Quarantine and Chill: 5 Must-Stream Movies to Watch on Hulu in April 2020

The Fugitive (1993) — Although justly remembered as a touch-as-nails thriller and a better-than-it-ever-needed-to-be adaptation of a popular TV series, what people tend to forget about The Fugitive is that it was also a runaway critical success, stealing a best picture nomination from under Philadelphia Story (1993) and winning Tommy Lee Jones an Oscar.  Even beyond that, the movie hasn’t seemed to age a day.  Following a convicted wife-murderer’s madcap escape from prison custody and subsequent extrajudicial investigation of a crime he insists that he was framed for, it remains a star-powered thriller and a cracking mystery even to this day, one that’s ripe for rediscovery all these years later.

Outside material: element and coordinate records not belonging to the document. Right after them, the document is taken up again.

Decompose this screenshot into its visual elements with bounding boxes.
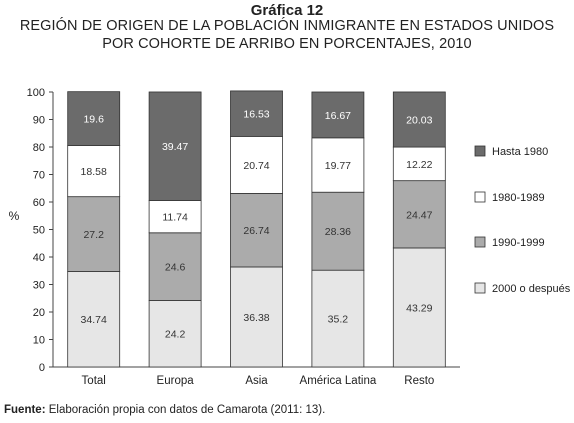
bar-resto-1980-1989 — [392, 146, 446, 182]
legend-swatch-2000-o-despu-s — [474, 282, 486, 294]
bar-am-rica-latina-hasta-1980 — [311, 91, 365, 139]
data-label-total-1980-1989: 18.58 — [81, 166, 107, 178]
data-label-asia-1980-1989: 20.74 — [243, 160, 269, 172]
x-tick-label-resto: Resto — [404, 375, 434, 387]
source-note: Fuente: Elaboración propia con datos de … — [4, 404, 325, 416]
y-tick-label-40: 40 — [33, 252, 45, 264]
bar-asia-1990-1999 — [230, 193, 283, 268]
data-label-asia-hasta-1980: 16.53 — [243, 109, 269, 121]
legend-label-1980-1989: 1980-1989 — [492, 192, 545, 204]
legend-swatch-hasta-1980 — [474, 145, 486, 157]
y-tick-label-60: 60 — [33, 197, 45, 209]
bar-am-rica-latina-1990-1999 — [311, 191, 365, 271]
data-label-asia-2000-o-despu-s: 36.38 — [243, 312, 269, 324]
data-label-am-rica-latina-hasta-1980: 16.67 — [325, 110, 351, 122]
x-tick-label-am-rica-latina: América Latina — [300, 375, 377, 387]
bar-total-hasta-1980 — [67, 91, 121, 146]
bar-am-rica-latina-1980-1989 — [311, 137, 365, 193]
data-label-am-rica-latina-1980-1989: 19.77 — [325, 160, 351, 172]
source-label: Fuente: — [4, 404, 46, 416]
data-label-europa-1980-1989: 11.74 — [162, 212, 188, 224]
y-tick-label-30: 30 — [33, 280, 45, 292]
bar-asia-2000-o-despu-s — [230, 266, 283, 368]
data-label-am-rica-latina-1990-1999: 28.36 — [325, 226, 351, 238]
data-label-total-1990-1999: 27.2 — [83, 229, 104, 241]
bar-europa-1990-1999 — [148, 232, 202, 301]
data-label-europa-hasta-1980: 39.47 — [162, 141, 188, 153]
data-label-resto-1980-1989: 12.22 — [406, 159, 432, 171]
bar-resto-1990-1999 — [392, 180, 446, 249]
bar-resto-2000-o-despu-s — [392, 247, 446, 368]
bar-europa-1980-1989 — [148, 200, 202, 234]
y-tick-label-10: 10 — [33, 335, 45, 347]
x-tick-label-total: Total — [82, 375, 106, 387]
bar-am-rica-latina-2000-o-despu-s — [311, 269, 365, 368]
data-label-resto-hasta-1980: 20.03 — [406, 115, 432, 127]
bar-asia-1980-1989 — [230, 135, 283, 194]
y-tick-label-0: 0 — [39, 362, 45, 374]
legend-swatch-1980-1989 — [474, 191, 486, 203]
data-label-europa-2000-o-despu-s: 24.2 — [165, 329, 186, 341]
y-axis-label: % — [9, 209, 20, 223]
data-label-resto-1990-1999: 24.47 — [406, 209, 432, 221]
y-tick-label-20: 20 — [33, 307, 45, 319]
y-tick-label-100: 100 — [27, 87, 45, 99]
stacked-bar-chart: 0 10 20 30 40 50 60 70 80 90 100% 34.74 27.2 18.58 19.… — [9, 87, 571, 387]
legend-label-2000-o-despu-s: 2000 o después — [492, 283, 571, 295]
legend-label-hasta-1980: Hasta 1980 — [492, 146, 548, 158]
legend-label-1990-1999: 1990-1999 — [492, 237, 545, 249]
data-label-total-2000-o-despu-s: 34.74 — [81, 314, 107, 326]
bar-europa-2000-o-despu-s — [148, 300, 202, 368]
bar-asia-hasta-1980 — [230, 90, 283, 137]
chart-title-line-2: POR COHORTE DE ARRIBO EN PORCENTAJES, 20… — [102, 36, 472, 52]
legend-swatch-1990-1999 — [474, 236, 486, 248]
y-tick-label-70: 70 — [33, 170, 45, 182]
data-label-resto-2000-o-despu-s: 43.29 — [406, 302, 432, 314]
y-tick-label-90: 90 — [33, 115, 45, 127]
data-label-am-rica-latina-2000-o-despu-s: 35.2 — [328, 314, 349, 326]
data-label-asia-1990-1999: 26.74 — [243, 225, 269, 237]
x-tick-label-asia: Asia — [245, 375, 268, 387]
bar-europa-hasta-1980 — [148, 91, 202, 201]
data-label-europa-1990-1999: 24.6 — [165, 262, 186, 274]
y-tick-label-80: 80 — [33, 142, 45, 154]
figure-number: Gráfica 12 — [250, 2, 324, 19]
x-tick-label-europa: Europa — [157, 375, 195, 387]
data-label-total-hasta-1980: 19.6 — [83, 114, 104, 126]
bar-resto-hasta-1980 — [392, 91, 446, 148]
source-text: Elaboración propia con datos de Camarota… — [45, 404, 326, 416]
y-tick-label-50: 50 — [33, 225, 45, 237]
chart-title-line-1: REGIÓN DE ORIGEN DE LA POBLACIÓN INMIGRA… — [19, 18, 555, 34]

Quarantine and Chill: 5 Must-Stream Movies to Watch on Hulu in April 2020

Portrait of a Lady on Fire (2019) — One of the best movies of last year finds a home on Hulu following a brief, semi-limited theatrical run in the US.  Set in 18th century Milan, Portrait of a Lady on Fire tells the story of a young painter named Marianne, who falls in love with the soon-to-be-married woman that she’s been commissioned to paint a portrait of.  A Gripping love story from one of the twenty-first century’s preeminent female artists, the film was justly hailed as an instant classic and one of the year’s best upon its debut in the festival circuit last year (although the internal politics of French moviemaking made sure that it received zero nominations at the most recent Oscar ceremony).  Due to the nature of theatrical distribution in the US, though, this is bound to be one that you missed, and is certainly the kind of well-crafted and high-minded feature that most people seem to complain that the fim industry doesn’t make anymore.